Sardas são cadeias de pequenos grãos orientados aleatoriamente que aparecem na superfície e subsuperfície de peças fundidas por solidificação direcional (DS) ou monocristal (SX). Elas são causadas por convecção termossolutal durante a solidificação. À medida que a liga solidifica, elementos mais pesados (como W, Ta, Re) são rejeitados para o líquido, criando canais densos e ricos em soluto que podem afundar e formar "penachos" convectivos. Esses penachos refundem a estrutura dendrítica, levando à recristalização localizada e à formação de sardas. A resistência a este defeito está, portanto, ligada à composição da liga e ao gradiente de densidade resultante no líquido interdendrítico.
A propensão à formação de sardas é fortemente influenciada pelo teor de elementos refratários pesados. Ligas de gerações anteriores geralmente apresentam maior resistência inerente. Ligas SX de primeira geração como PWA 1480 e CMSX-2, que não contêm rênio (Re) e possuem níveis moderados de tungstênio (W) e tântalo (Ta), têm uma janela de processamento mais ampla e menor tendência à formação de sardas. A busca por maior capacidade de temperatura levou à adição de Re em ligas de segunda geração (por exemplo, PWA 1484, CMSX-4, René N5), o que infelizmente aumentou a inversão de densidade e as tornou mais suscetíveis à formação de sardas, exigindo um controle de processo muito mais rigoroso durante a fundição por cera perdida a vácuo.
Para combater isso, ligas de gerações posteriores incorporaram estratégias de projeto para melhorar a fundibilidade. Exemplos-chave de ligas conhecidas por um melhor equilíbrio entre desempenho e resistência a sardas incluem:
CMSX-4®: Embora seja uma liga de 2ª geração contendo Re, tornou-se uma referência devido à extensa otimização de processo. Sua composição representa um compromisso cuidadosamente calibrado que permite uma produção confiável.

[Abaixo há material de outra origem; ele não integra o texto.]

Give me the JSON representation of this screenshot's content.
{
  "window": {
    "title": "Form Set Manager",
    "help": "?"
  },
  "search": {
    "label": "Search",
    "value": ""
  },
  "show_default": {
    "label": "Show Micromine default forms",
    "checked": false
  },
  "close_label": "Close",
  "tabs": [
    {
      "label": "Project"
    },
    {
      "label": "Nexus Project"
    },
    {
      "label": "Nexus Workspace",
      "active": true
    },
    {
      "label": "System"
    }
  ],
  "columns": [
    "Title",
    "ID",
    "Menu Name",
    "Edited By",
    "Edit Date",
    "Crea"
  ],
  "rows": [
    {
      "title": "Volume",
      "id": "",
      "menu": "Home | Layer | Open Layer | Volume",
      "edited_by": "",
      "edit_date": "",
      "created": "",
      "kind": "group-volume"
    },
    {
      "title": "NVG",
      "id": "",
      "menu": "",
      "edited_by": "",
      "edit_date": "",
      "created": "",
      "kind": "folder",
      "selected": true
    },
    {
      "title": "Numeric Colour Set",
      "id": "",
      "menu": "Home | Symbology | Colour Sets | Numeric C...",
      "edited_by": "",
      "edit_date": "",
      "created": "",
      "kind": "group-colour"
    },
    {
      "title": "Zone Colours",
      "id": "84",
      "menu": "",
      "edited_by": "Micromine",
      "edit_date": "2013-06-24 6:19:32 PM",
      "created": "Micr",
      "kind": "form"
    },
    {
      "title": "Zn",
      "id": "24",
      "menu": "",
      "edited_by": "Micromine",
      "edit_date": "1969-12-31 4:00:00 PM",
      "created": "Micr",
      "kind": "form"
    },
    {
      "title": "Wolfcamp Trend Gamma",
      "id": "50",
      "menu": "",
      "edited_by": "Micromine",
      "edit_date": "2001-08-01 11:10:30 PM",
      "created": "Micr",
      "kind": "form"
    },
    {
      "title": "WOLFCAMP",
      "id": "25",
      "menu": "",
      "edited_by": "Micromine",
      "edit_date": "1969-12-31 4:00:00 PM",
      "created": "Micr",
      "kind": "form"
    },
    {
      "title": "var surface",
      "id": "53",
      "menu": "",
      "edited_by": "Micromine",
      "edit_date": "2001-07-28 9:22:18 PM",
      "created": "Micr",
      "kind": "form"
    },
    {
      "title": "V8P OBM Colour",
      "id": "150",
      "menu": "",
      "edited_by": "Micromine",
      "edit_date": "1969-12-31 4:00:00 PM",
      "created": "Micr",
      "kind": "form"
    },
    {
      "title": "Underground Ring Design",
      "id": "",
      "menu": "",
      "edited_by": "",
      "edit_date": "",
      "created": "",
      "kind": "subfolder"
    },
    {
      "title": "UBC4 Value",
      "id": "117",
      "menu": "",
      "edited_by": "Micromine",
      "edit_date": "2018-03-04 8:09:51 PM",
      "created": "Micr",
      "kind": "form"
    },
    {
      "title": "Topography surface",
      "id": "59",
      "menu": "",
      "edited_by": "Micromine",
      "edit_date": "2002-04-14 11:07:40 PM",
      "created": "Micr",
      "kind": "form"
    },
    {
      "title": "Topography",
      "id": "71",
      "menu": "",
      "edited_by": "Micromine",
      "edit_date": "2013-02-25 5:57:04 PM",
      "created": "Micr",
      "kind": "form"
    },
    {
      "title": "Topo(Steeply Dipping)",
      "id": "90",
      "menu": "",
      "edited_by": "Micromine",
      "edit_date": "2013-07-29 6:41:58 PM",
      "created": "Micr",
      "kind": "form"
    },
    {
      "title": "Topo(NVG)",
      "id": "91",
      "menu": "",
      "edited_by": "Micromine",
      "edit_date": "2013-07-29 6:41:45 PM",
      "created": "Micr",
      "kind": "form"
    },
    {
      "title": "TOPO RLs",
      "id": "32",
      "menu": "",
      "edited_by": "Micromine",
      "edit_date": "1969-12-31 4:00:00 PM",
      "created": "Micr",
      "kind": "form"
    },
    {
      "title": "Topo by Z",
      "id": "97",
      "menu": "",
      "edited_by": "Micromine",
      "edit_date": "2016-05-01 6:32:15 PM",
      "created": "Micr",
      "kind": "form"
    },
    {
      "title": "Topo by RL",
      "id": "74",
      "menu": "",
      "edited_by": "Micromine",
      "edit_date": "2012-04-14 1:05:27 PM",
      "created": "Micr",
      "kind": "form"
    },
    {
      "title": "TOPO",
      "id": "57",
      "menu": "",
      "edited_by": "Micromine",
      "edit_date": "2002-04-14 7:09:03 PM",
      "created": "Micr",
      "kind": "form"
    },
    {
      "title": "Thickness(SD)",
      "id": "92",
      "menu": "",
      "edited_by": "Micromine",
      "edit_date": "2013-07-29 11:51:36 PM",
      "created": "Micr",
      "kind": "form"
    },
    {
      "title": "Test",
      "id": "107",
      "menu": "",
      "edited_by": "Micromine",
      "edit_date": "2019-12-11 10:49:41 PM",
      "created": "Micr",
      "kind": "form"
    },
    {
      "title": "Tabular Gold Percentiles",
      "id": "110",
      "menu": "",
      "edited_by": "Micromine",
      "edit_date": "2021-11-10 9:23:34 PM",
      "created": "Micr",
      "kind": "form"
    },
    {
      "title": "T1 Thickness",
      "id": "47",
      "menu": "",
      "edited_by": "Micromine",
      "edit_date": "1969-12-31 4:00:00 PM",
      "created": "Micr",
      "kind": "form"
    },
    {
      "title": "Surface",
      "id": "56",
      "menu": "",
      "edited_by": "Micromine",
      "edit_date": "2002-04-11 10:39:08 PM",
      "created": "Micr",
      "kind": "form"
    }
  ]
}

CMSX-10K® / CMSX-8: Essas ligas foram especificamente desenvolvidas com proporções modificadas de Ta/Re para reduzir a força motriz da instabilidade convectiva, melhorando a resistência a sardas em comparação com outras ligas de 3ª geração com alto teor de Re.
Ligas Contendo Rutênio (por exemplo, 4ª e 5ª Geração): A adição de Rutênio (Ru) em ligas como TMS-138 (4ª geração) e TMS-196 (5ª geração) não apenas melhora a estabilidade em altas temperaturas, mas também ajuda a suprimir a formação de fases topologicamente compactadas (TCP), influenciando indiretamente o caminho de solidificação para ser mais robusto contra defeitos.
Variantes com Baixo Re/Alto Ta: Algumas ligas derivadas são projetadas com menor teor de Re e maior teor de Ta para manter o desempenho enquanto reduzem significativamente a tendência à formação de sardas, tornando-as mais adequadas para componentes complexos de paredes finas em motores aerospaciais.
É fundamental notar que mesmo a liga mais resistente pode formar sardas sob condições de fundição inadequadas. A principal defesa é o controle preciso do gradiente térmico (G) e da taxa de retirada (V). Uma alta razão G/V é crucial para suprimir a convecção. Portanto, selecionar uma liga "mais tolerante" como a CMSX-4 ou uma variante especialmente projetada deve ser combinado com parâmetros otimizados de fundição SX e um projeto robusto de molde para produzir com sucesso peças sem defeitos para aplicações críticas.